Keine Wunschwelt, sondern konkrete Pläne
Das Zwei-Jahres-Konzept steht und ist abgesegnet. Wie konkret Utopia ist, veranschaulicht er am Gebäude. „Es ist in einem desaströsen Zustand, und nun geht es nicht um die perfekte Sanierung, sondern um einen Prozess, das Gebäude zu reaktivieren.“ Solche kreativen Herausforderungen liebt der 30Jährige. 1981 in Wermelskirchen als Sohn eines Architektenpaares geboren, hat der Wahl-Wuppertaler bereits als Schüler am Ernst-Moritz-Arndt-Gymnasium, Remscheid, „Interesse an allen möglichen künstlerischen Sachen gehabt“. Seine erste Tat als Veranstalter war damals, das „EMA-Festival“ zu organisieren. Eher zufällig geriet er nach dem Abi im Winter 2001 in ein Filmprojekt des inzwischen sehr berühmten Florian Henckel von Donnersmarck. „Es war eine spannende Erfahrung“, fast hätte er sich in Babelsberg an der Filmhochschule eingeschrieben. Aber ein Gespräch mit Franz Schmid brachte ihn als Zivildienstleistenden ans Haus der Jugend Barmen. Hier kümmerte er sich mit um den Rockförderpreis und den damit (damals) verbundenen Veranstaltungsmarathon. Diesem Projekt ist er letztlich bis heute treu geblieben. „Um fehlende Gelder, die die Stadt nicht hat, zu kompensieren und Niveau und Preisstruktur im Haus der Jugend Barmen halten zu können, haben wir einen Förderverein gegründet.“
Kein Weltverbesserer, sondern interessierter Macher
Ob er eine wirklich musische Begabung hat, weiß Christian Hampe nicht. „Ich habe schon immer Forscherdrang gehabt.“ Sein Schulpraktikum absolvierte er bei Bayer, und der ambitionierte Taucher, der oft am Mittelmehr die Küste abtauchte („Kroatien ist ein schönes Gebiet“) fand lange Zeit auch den wissenschaftlichen Bereich Meeresbiologie reizvoll. Letztlich ist es dann ein Studium als Kommunikationsdesigner geworden. „Film, Animation, Fotografie, Installation – alle Studienaspekte sind eng miteinander vernetzt und so habe ich fachübergreifend gelernt.“ Erst im Hauptstudium spezialisierte man sich an der Ruhrakademie in Schwerte, „vorher war das ein Studium Generalis, wir konnten alles parallel machen“. Zeit, zusammen mit Beate Blaschczok eine Studienvertretung aufzubauen, blieb auch noch. Eine Revolution wollte er nie anzetteln, eher Diskussion anschieben. 2008 lernt er auf der Suche nach einer Location für das „clownfisch“-Projekt Thilo Küppers kennen. „In den Elba-Hallen sollte ursprünglich nur ein Raum bespielt werden.
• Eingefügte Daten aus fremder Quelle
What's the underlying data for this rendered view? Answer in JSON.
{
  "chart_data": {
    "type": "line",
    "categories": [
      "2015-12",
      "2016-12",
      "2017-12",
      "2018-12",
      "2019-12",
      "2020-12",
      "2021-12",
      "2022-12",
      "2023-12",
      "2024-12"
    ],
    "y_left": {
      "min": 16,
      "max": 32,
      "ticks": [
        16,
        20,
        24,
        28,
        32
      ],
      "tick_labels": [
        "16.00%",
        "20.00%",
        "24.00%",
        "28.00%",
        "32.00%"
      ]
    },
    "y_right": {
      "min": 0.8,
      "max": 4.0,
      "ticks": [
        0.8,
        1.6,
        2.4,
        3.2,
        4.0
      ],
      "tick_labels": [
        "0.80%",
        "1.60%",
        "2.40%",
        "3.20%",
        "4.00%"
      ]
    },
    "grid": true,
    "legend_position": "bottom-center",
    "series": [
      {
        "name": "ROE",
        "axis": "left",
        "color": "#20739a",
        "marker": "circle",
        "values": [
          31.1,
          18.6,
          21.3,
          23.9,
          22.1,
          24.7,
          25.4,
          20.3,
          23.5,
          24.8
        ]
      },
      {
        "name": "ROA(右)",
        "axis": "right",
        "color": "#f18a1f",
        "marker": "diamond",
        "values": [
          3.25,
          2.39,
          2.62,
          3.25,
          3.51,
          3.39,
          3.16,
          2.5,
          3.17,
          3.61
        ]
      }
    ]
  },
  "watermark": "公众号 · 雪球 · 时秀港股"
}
Dann hatten wir 2.500 Quadratmeter auf einer kompletten Etage.“ Weitere zwei Jahre wurde das Schöpfungskonzept inhaltlich, künstlerisch und unter wirtschaftlichen Gesichtspunkten ausgearbeitet – Businesspläne und Betriebskonzepte inklusive. Das Ergebnis ist Utopiastadt im Mirker Bahnhof. Ein Campus als Forschungseinrichtung mit hochkreativem Potential, aus dem neue Synergien geschöpft werden. Und sicher eine Plattform, auf der neue Projekte entstehen.